Est-ce un hasard si le mouvement #MeToo a débuté dans le milieu du cinéma?
Bérénice Hamidi:
La notoriété et l'accès aux médias des personnes qui ont dit publiquement avoir été victime ont beaucoup participé à la visibilité du hashtag #MeToo. Si les milieux artistiques, et celui du cinéma en particulier, sont surexposés aux violences sexistes et sexuelles, c'est d'abord parce qu'une grande précarité touche les acteurs et actrices qui sont de facto, lorsqu'ils cherchent à être retenus pour un film, dans un rapport de dominé/dominant avec les producteurs et réalisateurs.

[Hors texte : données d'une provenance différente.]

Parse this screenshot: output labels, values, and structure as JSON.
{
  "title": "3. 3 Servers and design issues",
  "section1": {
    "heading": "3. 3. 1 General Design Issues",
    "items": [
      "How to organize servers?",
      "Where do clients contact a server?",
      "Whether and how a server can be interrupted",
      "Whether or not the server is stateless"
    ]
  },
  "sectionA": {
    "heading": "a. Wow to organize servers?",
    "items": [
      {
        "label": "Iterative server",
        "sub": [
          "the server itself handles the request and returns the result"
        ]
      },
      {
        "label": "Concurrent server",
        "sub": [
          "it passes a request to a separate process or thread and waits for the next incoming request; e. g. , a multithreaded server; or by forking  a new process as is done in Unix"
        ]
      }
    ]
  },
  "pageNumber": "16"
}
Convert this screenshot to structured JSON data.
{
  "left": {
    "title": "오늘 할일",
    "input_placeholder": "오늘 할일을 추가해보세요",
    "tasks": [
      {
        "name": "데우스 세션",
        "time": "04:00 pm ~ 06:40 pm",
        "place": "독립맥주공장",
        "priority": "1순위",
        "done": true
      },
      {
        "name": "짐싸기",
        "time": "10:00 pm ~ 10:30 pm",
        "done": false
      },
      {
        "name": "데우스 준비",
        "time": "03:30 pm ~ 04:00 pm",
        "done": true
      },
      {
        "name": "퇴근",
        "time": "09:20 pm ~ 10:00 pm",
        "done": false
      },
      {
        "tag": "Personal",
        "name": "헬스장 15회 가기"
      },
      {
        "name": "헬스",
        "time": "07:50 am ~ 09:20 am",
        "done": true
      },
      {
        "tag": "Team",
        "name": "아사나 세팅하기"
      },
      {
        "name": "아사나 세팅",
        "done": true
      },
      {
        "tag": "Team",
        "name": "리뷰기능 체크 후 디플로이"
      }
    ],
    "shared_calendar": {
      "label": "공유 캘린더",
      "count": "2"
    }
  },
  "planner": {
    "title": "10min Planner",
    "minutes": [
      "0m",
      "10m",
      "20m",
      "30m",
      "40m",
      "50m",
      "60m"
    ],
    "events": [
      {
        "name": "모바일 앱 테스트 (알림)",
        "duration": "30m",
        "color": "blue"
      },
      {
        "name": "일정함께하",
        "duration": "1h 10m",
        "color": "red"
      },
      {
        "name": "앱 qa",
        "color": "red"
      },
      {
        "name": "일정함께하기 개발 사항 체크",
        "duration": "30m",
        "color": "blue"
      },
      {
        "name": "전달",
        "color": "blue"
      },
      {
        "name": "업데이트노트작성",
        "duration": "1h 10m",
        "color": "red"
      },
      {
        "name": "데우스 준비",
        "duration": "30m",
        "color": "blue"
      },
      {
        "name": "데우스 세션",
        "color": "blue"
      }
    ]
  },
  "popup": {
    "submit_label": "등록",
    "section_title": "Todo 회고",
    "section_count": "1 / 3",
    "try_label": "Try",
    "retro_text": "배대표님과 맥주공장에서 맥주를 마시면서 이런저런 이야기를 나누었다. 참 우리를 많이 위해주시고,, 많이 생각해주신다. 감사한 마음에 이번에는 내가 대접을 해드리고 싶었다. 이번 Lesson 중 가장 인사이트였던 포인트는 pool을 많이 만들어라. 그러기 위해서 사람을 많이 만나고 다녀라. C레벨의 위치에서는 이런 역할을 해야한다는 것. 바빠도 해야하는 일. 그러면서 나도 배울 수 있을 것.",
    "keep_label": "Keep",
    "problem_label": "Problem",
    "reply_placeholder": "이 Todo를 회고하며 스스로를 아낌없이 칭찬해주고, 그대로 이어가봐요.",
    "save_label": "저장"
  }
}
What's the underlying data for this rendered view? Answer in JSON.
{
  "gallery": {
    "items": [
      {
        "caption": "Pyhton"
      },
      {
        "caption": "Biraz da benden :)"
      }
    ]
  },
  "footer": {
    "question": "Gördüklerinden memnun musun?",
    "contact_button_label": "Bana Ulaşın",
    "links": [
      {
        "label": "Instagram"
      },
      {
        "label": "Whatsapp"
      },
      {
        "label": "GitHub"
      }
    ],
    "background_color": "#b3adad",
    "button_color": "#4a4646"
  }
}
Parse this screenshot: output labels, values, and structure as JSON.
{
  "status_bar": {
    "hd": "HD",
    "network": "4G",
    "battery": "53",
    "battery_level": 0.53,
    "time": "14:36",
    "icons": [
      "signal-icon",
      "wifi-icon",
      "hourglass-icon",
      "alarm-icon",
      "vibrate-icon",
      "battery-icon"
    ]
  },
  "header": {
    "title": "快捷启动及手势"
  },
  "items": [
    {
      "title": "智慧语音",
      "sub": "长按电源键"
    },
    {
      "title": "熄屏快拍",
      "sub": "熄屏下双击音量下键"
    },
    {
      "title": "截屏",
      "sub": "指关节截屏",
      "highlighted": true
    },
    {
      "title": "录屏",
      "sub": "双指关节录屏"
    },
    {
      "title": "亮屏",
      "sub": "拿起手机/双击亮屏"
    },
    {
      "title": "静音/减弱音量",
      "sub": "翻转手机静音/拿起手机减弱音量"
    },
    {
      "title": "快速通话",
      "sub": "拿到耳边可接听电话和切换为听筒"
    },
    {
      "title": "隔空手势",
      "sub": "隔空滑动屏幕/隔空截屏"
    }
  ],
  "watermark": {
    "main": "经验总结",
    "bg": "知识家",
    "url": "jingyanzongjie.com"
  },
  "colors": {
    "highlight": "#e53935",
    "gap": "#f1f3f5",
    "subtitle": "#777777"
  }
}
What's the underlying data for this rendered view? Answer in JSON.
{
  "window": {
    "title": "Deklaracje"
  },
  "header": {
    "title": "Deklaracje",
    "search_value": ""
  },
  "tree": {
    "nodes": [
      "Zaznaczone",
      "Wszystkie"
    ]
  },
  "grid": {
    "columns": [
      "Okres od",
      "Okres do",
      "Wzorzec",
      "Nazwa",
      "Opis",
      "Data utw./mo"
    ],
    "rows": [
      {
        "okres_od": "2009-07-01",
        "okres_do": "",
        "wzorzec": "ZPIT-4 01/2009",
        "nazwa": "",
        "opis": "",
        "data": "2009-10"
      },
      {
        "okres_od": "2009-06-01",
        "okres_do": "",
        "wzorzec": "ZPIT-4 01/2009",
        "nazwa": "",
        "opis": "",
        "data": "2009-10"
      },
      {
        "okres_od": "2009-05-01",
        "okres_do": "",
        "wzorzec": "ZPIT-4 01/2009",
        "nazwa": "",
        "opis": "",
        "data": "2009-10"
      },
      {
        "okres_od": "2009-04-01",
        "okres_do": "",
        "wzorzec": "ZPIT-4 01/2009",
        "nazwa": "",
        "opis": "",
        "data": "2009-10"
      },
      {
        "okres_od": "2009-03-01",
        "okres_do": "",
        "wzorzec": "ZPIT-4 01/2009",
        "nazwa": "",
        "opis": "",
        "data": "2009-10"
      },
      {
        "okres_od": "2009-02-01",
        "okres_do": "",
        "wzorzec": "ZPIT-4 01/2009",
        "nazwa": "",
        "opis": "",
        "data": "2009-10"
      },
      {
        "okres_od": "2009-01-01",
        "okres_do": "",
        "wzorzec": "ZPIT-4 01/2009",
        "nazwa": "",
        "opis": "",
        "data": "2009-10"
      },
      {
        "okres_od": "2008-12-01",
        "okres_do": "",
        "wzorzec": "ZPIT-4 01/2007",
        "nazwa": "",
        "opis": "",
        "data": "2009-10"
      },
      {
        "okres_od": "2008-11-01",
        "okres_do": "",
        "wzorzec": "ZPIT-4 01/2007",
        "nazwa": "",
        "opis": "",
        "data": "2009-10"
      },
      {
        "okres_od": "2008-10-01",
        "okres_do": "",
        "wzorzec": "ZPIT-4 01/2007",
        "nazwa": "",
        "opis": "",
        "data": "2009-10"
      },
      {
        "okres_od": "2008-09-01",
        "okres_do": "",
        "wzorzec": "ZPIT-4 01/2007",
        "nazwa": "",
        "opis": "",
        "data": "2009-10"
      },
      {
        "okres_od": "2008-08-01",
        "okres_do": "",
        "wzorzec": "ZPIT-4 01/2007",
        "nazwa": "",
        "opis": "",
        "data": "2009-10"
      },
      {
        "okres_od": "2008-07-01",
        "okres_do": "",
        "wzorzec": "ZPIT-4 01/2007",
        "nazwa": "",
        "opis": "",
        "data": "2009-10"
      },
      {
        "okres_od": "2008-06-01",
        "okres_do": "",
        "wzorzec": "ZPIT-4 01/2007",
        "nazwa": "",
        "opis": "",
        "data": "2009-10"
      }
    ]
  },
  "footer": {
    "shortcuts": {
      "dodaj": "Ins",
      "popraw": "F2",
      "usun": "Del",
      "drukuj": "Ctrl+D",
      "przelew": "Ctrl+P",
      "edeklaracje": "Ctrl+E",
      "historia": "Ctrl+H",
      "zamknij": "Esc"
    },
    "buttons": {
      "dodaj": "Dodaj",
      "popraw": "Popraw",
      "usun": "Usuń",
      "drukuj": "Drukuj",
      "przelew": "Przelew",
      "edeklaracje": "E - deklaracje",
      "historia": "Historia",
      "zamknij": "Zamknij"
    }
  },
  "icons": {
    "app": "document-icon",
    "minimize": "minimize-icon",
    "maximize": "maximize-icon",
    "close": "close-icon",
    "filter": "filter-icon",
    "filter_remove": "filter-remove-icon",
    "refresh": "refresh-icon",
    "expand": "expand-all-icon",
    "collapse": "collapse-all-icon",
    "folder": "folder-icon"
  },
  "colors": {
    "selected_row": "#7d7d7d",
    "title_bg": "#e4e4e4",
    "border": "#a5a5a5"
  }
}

Autre facteur de risque, ces milieux se voient peu comme des mondes du travail, et donc les usages habituels du droit de travail peinent à s'appliquer aussi bien du côté des victimes que des personnes qui commettent ces agressions. Tous ces facteurs, qui se cumulent et font système, expliquent que le cinéma, et plus largement les secteurs professionnels artistiques, sont fortement exposés aux violences sexuelles et qu'elles y sont plus impunies qu'ailleurs.
Comment réagissez-vous au statut de «monstre sacré»? Est-ce qu'en France il y a des personnes intouchables?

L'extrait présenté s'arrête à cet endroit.